The Mighty Everest was thought to be the ultimate adventure, no one was to conquer it they said, until 1953 when Sir Edmund Hillary and guide Tenzing Norgay Sherpa became the first men on the world’s highest mountain. This year marks the 60th anniversary of this epic adventure that made the historic milestone of mountaineering.
The achievement was not without risks and challenges, even the cost of many lives who attempted the same journey, however like many adventurers before and after them, it was the determination to face and overcome challenges that gave them the strength to achieve great things.
Another adventurer, Stuart Trueman, who took 16 months circumnavigating around Australia back in 2011, where he had to overcome difficulties with managing his physical state and the barriers nature threw at him constantly (in forms of the weather, tidal movements and sharks), is planning his next challenge – to circumnavigate around Tasmania in winter.
On an Australian morning show, he was asked how he manages to continue his quest when he is feeling tired and deflated? He did he go on when things got too hard?
“When things got too hard” Trueman said, “I just have to think about the next corner, the next goal and what challenges that lies ahead of me.”
When I hear stories such as Trueman’s, I think of all the travellers whom I have met throughout the world. All of us had one thing in common, we sought out adventures, we sought out unusual and risky activities that would challenge us, and teach us the ways of the world and allow us to experience life out of the comfort zone.
Adventures don’t have to come with life risking activities, and the degree of an adventure is dependent on people. What is important is the willingness to take that extra step and go the extra mile beyond the limits, forego the ‘easy’ and take on the ‘difficult’ and to challenge and overcome.

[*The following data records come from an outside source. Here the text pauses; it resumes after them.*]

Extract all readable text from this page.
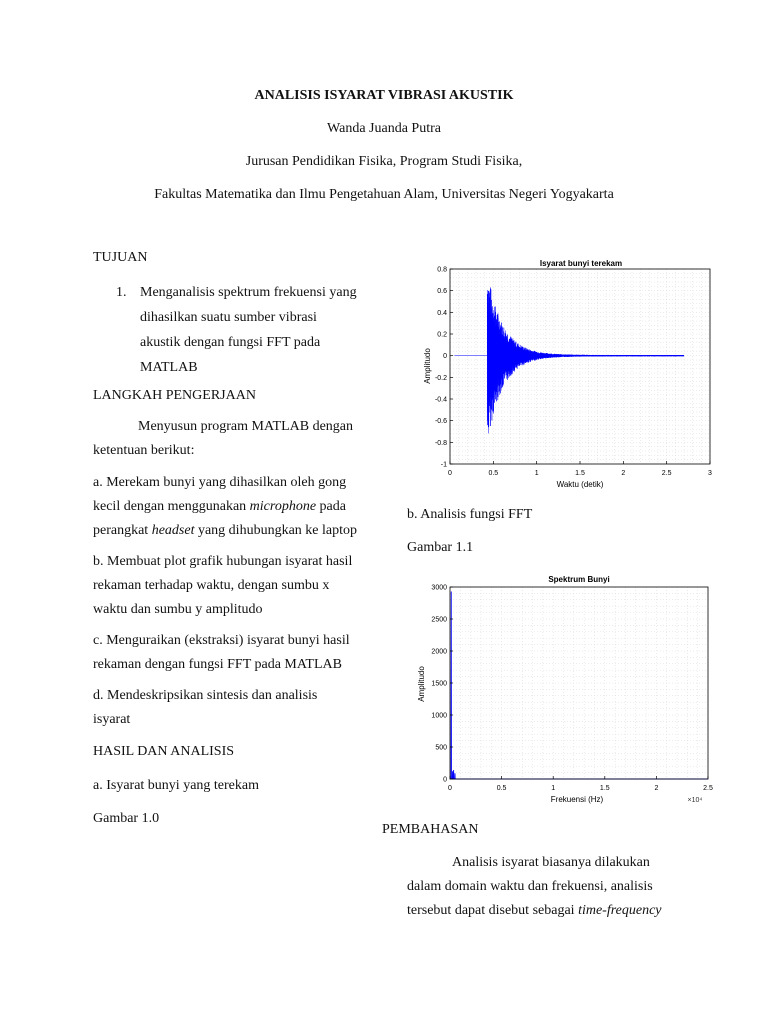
ANALISIS ISYARAT VIBRASI AKUSTIK
Wanda Juanda Putra
Jurusan Pendidikan Fisika, Program Studi Fisika,
Fakultas Matematika dan Ilmu Pengetahuan Alam, Universitas Negeri Yogyakarta
TUJUAN
1. Menganalisis spektrum frekuensi yang
dihasilkan suatu sumber vibrasi
akustik dengan fungsi FFT pada
MATLAB
LANGKAH PENGERJAAN
Menyusun program MATLAB dengan
ketentuan berikut:
a. Merekam bunyi yang dihasilkan oleh gong
kecil dengan menggunakan microphone pada
perangkat headset yang dihubungkan ke laptop
b. Membuat plot grafik hubungan isyarat hasil
rekaman terhadap waktu, dengan sumbu x
waktu dan sumbu y amplitudo
c. Menguraikan (ekstraksi) isyarat bunyi hasil
rekaman dengan fungsi FFT pada MATLAB
d. Mendeskripsikan sintesis dan analisis
isyarat
HASIL DAN ANALISIS
a. Isyarat bunyi yang terekam
Gambar 1.0
b. Analisis fungsi FFT
Gambar 1.1
PEMBAHASAN
Analisis isyarat biasanya dilakukan
dalam domain waktu dan frekuensi, analisis
tersebut dapat disebut sebagai time-frequency
Isyarat bunyi terekam
0	0.5	1	1.5	2	2.5	3
0.8
0.6
0.4
0.2
0
-0.2
-0.4
-0.6
-0.8
-1
Waktu (detik)
Amplitudo
Spektrum Bunyi
0	0.5	1	1.5	2	2.5
3000
2500
2000
1500
1000
500
0
Frekuensi (Hz)	×10⁴
Amplitudo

And out of these experiences, I am often taught many lessons and different ways of doing the same thing. I have seen lives being lived under various circumstances, children whose lives are without electronic entertainments and families who doesn’t always have a roof over their heads. I have lived on a diet of potatoes, worked without the assistance of machinery and cleaned without the luxury of running water. All of these experiences have taught me things that I would never have learned, if I didn’t take on the challenge of an adventure.
And in a way, I think of life as an adventure of its own. Life should be an adventure, and if it’s not, go look for one. There is no point in life that isn’t filled with some kind of difficulties and risks, because without these challenges, we will never learn and progress.
Just like Trueman said in his interview: when things get too hard, look forward to the next corner, the next goal and challenges ahead of us. If we abandoned our ideas when it simply ‘got too hard’, we would never have got anywhere.
Ask anyone who has had an adventure, their tales will be filled with risks, danger and challenges but in the end, they’ll tell you “it had been fun!”
After all, an easy life would just be too boring to live.